A chin implant is the standard treatment for a weak or short chin. It is tremendously effective, very simple to perform, and a wide variety of sizes and shapes of implants are available to use. While chin augmentation is performed in both men and women, it is done more frequently in patients under the age of 40. https://hi-fu.co.uk/double-chins/
This younger age group is also commonly engaged in numerous sports activities. Many of these sports activities can involve contact to the face, whether it be intentional or inadvertent. If one has a chin implant, does participation in these sports place it at risk for problem should the face be traumatized?
It is of interest then to know whether chin implants can become fractured or fragmented from traumatic impact. None of the manufacturers could provide any information about this potential. Therefore, I testing them using the ASTM (American Society of Testing Materials) drop test. I have previously used this method to test the fracture potential for cranioplasty materials. Using an 8 lb. weight dropped from five feet, silicone, PTFE (Gore-tex) and Medpor chins were tested. Silicone and PTFE implants were unaffected, a Medpor chin did develop a fracture.
This drop test, however, does not really replicate what would happen with a chin implant in a human. With the implant up against the bone, the impacting force is transmitted to the underlying bone. As a result, the implant does not absorb the entire force alone or without the support of an underlying framework. Therefore, implant fracture is highly unlikely unless the impacting force is of such a magnitude that the bone would fracture.
What is more likely from trauma is that the chin implant may become shifted or moved. Chin implant shifting or migration is a well known complication which can occur even in the absence of being traumatized. It would make sense therefore to protect the implant from that potential in the young athletic male or female. This can be done by simple screw fixation of the implant to the bone during surgery.
Screws can easily be placed through the implant to the underlying bone.
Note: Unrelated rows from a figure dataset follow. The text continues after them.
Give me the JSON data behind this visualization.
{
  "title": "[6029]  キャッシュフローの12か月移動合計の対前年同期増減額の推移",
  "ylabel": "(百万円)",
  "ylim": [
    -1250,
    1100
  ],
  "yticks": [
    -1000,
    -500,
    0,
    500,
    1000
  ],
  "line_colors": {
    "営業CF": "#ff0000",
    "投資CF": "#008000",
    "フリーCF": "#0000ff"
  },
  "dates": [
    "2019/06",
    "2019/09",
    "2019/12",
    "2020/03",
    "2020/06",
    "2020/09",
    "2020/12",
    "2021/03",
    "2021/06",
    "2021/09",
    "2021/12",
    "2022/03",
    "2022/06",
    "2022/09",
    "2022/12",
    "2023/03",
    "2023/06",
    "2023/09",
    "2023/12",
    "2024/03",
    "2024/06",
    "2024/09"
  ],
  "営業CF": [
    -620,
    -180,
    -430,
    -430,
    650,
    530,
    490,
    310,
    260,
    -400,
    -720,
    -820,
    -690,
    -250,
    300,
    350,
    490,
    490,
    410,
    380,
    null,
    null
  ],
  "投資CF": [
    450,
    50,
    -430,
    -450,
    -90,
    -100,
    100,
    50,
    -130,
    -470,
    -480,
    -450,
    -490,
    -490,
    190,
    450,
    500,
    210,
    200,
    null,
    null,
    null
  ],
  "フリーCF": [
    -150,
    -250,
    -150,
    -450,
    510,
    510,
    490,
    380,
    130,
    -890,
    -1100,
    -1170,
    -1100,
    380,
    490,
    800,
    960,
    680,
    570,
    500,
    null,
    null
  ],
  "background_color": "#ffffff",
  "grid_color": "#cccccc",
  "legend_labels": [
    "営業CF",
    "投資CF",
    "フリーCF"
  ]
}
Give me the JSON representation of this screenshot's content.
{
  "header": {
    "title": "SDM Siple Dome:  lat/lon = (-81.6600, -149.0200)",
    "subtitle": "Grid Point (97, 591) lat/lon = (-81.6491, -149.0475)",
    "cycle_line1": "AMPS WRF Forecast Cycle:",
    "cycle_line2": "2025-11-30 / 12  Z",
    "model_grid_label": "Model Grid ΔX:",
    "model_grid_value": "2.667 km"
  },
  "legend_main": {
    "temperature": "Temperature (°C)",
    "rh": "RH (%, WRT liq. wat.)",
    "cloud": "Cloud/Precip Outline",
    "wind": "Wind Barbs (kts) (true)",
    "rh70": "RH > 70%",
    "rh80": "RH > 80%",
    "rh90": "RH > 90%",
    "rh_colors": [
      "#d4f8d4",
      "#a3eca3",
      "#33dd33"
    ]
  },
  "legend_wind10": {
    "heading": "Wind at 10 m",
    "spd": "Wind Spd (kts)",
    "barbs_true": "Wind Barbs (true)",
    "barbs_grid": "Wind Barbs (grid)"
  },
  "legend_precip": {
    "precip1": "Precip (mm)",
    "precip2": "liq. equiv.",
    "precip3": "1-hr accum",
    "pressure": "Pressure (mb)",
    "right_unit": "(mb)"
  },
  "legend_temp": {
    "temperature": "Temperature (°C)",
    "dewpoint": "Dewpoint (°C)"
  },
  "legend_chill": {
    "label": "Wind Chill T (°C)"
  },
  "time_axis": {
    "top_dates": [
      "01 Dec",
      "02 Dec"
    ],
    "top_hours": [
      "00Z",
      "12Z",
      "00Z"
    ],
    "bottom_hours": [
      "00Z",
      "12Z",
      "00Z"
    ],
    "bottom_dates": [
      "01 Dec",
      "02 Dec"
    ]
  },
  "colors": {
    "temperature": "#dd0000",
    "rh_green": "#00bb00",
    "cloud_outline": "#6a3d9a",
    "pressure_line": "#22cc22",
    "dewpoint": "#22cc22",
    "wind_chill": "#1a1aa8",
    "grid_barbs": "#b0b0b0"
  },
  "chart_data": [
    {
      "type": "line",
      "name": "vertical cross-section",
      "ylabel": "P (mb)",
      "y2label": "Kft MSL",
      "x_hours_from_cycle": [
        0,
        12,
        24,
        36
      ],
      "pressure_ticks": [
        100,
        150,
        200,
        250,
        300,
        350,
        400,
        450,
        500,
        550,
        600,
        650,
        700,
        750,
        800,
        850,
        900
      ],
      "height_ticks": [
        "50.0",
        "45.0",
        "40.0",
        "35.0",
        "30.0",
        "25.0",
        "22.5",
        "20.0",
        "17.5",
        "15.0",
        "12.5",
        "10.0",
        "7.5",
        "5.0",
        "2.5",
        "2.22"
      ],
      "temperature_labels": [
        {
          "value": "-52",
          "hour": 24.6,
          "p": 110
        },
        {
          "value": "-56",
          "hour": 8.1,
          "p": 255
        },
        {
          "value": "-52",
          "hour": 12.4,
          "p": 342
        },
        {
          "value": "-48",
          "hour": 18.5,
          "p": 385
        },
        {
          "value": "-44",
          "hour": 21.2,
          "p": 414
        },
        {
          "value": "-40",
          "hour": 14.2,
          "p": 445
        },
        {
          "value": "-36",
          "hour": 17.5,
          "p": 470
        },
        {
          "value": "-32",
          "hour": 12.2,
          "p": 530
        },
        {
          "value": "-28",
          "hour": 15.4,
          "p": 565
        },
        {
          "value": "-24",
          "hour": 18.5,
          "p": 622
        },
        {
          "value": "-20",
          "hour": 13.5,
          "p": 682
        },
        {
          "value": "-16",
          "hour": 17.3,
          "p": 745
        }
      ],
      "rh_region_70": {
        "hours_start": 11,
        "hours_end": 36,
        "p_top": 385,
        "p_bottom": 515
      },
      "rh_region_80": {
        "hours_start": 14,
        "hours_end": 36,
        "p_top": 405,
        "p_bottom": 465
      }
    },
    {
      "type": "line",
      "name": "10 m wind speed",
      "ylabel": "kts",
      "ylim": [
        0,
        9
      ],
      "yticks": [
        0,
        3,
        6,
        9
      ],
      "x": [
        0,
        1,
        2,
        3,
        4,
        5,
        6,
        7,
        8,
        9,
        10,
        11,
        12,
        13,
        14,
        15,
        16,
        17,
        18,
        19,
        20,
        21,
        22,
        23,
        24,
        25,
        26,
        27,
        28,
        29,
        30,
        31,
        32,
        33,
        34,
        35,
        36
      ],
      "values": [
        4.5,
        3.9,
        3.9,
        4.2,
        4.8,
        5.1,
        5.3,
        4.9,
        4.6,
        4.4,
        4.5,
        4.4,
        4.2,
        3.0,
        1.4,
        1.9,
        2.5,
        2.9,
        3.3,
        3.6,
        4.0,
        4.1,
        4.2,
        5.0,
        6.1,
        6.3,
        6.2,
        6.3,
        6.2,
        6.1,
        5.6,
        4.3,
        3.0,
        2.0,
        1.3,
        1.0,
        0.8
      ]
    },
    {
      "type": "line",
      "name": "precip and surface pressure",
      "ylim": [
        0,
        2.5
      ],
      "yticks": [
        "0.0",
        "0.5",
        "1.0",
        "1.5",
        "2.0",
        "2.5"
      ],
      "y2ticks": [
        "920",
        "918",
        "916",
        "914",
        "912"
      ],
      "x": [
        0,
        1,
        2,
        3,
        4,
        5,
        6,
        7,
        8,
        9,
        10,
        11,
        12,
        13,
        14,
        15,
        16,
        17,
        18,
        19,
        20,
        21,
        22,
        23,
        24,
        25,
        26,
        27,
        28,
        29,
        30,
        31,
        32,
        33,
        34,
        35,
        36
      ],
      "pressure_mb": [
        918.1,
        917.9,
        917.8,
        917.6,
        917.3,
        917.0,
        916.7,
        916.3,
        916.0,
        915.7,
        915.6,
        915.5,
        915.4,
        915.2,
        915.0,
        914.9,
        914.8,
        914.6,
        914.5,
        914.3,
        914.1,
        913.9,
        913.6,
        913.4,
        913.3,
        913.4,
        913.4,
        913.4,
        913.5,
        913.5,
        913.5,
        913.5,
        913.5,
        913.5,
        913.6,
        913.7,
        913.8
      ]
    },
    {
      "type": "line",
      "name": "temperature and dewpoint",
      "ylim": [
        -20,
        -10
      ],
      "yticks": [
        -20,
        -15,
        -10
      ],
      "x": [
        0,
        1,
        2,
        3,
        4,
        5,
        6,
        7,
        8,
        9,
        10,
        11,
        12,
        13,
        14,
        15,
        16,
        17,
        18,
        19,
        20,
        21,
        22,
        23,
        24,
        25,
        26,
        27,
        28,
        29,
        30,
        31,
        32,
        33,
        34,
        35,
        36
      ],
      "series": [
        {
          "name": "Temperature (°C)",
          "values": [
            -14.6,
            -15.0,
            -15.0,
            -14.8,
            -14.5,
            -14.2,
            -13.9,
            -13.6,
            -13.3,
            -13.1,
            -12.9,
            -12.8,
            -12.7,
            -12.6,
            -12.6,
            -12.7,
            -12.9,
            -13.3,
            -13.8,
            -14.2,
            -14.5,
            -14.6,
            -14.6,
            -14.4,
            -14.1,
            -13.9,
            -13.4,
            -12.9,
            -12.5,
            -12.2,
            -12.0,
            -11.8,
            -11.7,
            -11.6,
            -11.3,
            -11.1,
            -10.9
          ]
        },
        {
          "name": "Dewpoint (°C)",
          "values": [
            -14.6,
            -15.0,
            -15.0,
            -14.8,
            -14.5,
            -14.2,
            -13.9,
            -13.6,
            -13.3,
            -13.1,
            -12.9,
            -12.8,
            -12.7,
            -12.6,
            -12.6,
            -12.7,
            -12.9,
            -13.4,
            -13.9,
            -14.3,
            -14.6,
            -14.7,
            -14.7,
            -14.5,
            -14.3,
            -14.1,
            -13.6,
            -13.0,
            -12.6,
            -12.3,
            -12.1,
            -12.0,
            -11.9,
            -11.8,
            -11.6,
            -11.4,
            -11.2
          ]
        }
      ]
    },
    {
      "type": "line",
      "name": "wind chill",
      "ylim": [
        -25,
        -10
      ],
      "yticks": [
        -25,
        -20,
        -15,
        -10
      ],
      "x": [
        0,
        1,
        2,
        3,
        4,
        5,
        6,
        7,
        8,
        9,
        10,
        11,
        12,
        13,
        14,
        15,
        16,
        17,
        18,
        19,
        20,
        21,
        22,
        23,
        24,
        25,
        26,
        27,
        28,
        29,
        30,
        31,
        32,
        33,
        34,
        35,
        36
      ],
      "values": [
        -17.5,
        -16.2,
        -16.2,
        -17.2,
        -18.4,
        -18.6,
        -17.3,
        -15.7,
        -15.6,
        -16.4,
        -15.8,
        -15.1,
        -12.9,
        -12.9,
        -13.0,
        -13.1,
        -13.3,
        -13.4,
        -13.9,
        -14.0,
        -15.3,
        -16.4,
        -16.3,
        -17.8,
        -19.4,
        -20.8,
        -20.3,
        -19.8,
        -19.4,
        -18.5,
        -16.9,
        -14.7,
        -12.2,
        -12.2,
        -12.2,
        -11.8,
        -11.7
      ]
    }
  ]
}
But a single screws can act as a pivot point. Therefore, two screws placed in a parasagittal fashion would make it virtually impossible for it to ever shift position after surgery. One could argue that a single midline screw may be just as sufficient, but it is just as easy to place two screws as one.
If a patient is concerned about their risk of chin implant problems from athletic participation, screw fixation is a simple prevention measure. They can be easily placed whether the implant is placed from inside the mouth or under the chin.